Micallef is right to say that the majority of the Maltese people are fed up with the situation, which does not pertain only to Comino. Public sentiment following the Graffitti protest was all in favour of the activists. Even TVM, which is usually reluctant to report on matters that could harm the government, covered the protest.


This takes us to another issue, which is related to the “occupation” of the Blue Lagoon beach.

And this is the taking over of pavements by restaurant, cafeteria and bar owners. It’s happening all over the country that tables and chairs, and canopies and umbrellas, and heaters (in winter) and fans (in summer) are placed out in the streets to extend the restaurant area to outside the establishments.

Many of these outlets in Malta and Gozo – particularly, but not only, in tourist zones – are filling up squares and pavements with street furniture, and of course making money from patrons who use their services. All with a permit to do so, of course, but this often creates a conflict with the needs of pedestrians, especially in cases where the space taken up is more than should be allowed.

This often leads to situations that make it difficult for pedestrians to walk through what should be public areas. Families with prams and pushchairs, and persons on wheelchairs find it harder. Older people and others with mobility issues sometimes have to step onto the road to continue to their destination. Only last week, an ambulance could not pass through a street in Valletta because of the way tables and chairs were spread out. It was not the first time it happened.

One understands the need to do business, and in a country where the climate is favourable, such as Malta’s, eating outdoors especially in the warmer months is a practice enjoyed by many. But this should not come at the expense of others and the general surroundings.

We have seen how hideous enclosures have found a place outside outlets whose owners seek a vaster space so as to accommodate their clients. Some of these occupy also part of the street, reducing parking spaces and, added to this, spoil the visuals.

It is difficult to reverse a situation that has grown out of hand, especially as more and more permits are being requested and dished out. The Covid-19 situation accelerated the growth of alfresco entertainment, as many patrons preferred an outdoors setting to limit risks. More than 100 outlets sought permission to extend their services outdoors in 2021, as against the 63 applications received in 2020 and 68 a year earlier.

This has inevitably meant that more public space is being taken up by these outlets.

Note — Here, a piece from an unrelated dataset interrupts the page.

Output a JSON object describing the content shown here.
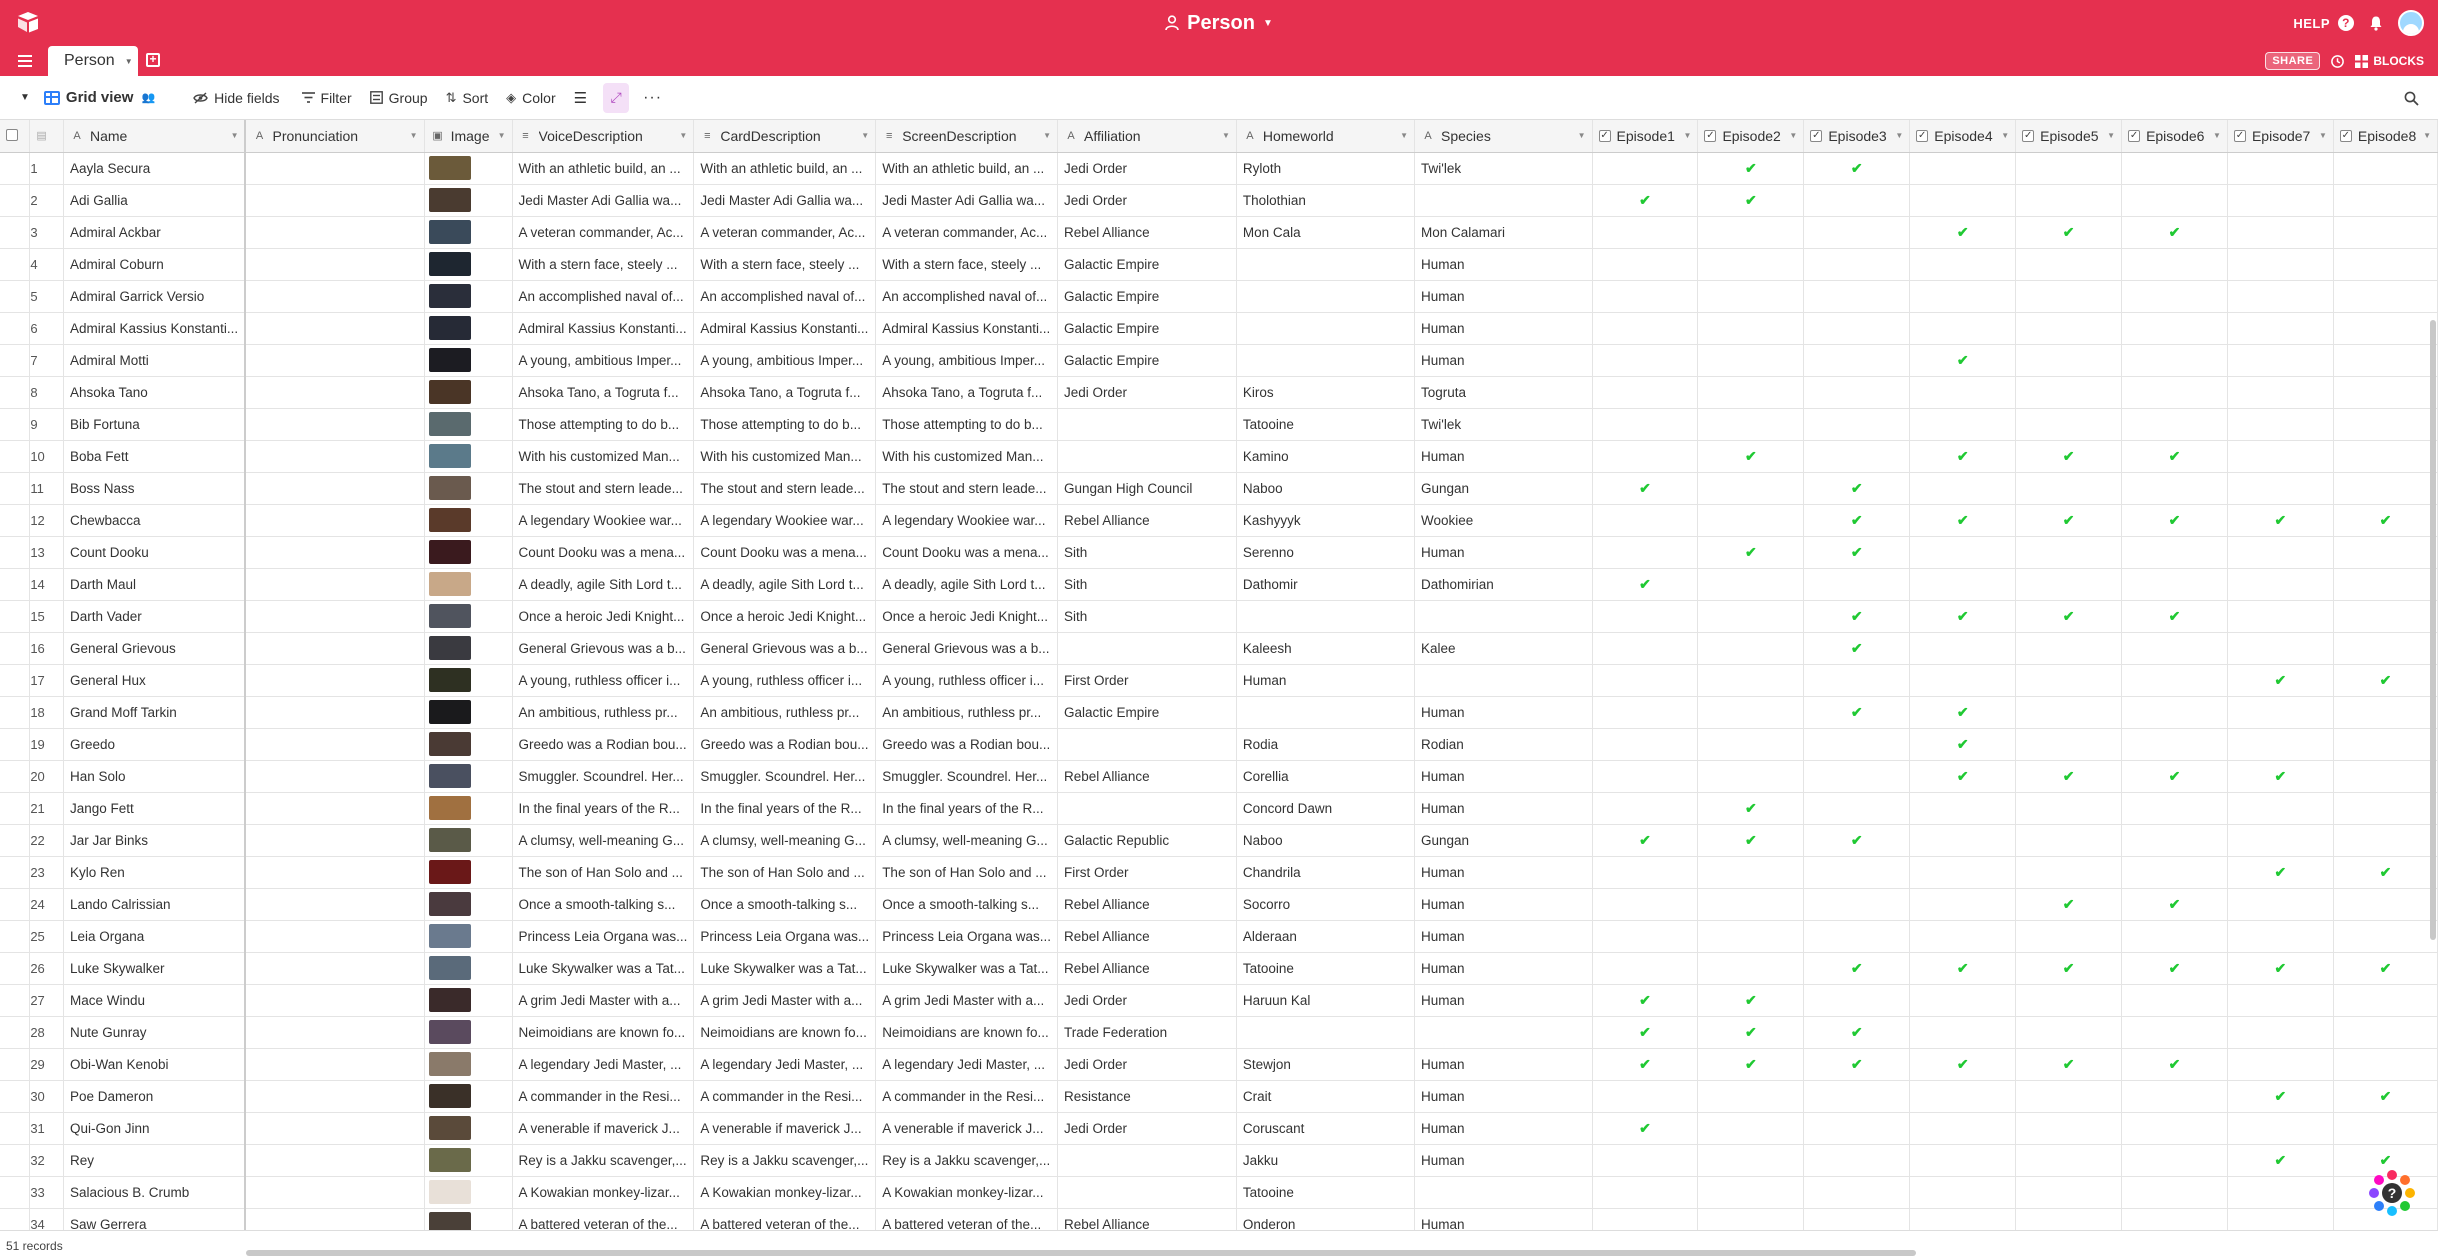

The least that could be done is that these public places remain easily accessible to pedestrians who do not want to dine out or have a coffee, but simply want to pass through.

Even here, some kind of enforcement is needed too but, as happens in most cases, the authorities do not have the manpower and often close an eye too.

What is public is ours

While we’re mentioning public spaces, it must be pointed out that defending what is ours is a sacrosanct right. But if we believe – and rightly so – that what is public belongs to us all, then we must all work so much harder to keep it in shape and, most of all, clean.

It would be contradictory if, on the one hand, we demand that what is public remains public, and then, on the other hand, we do not give our share to keep it clean.

If we expect to find beaches free of deckchairs because they are taking up public space, then we should not leave those same beaches without cleaning up and disposing of our unwanted items properly.

If we expect our pavements and squares to remain accessible to the public, then we should not dump unwanted mattresses and fridges on the sides of roads, and throw used tissues and cigarette stubs out of car windows, or fail to stick to the garbage collection schedule.

The argument can be extended to all other public areas: gardens, the countryside, playing fields, valleys, parks and the rest.

We must all make an effort to keep all public places clean.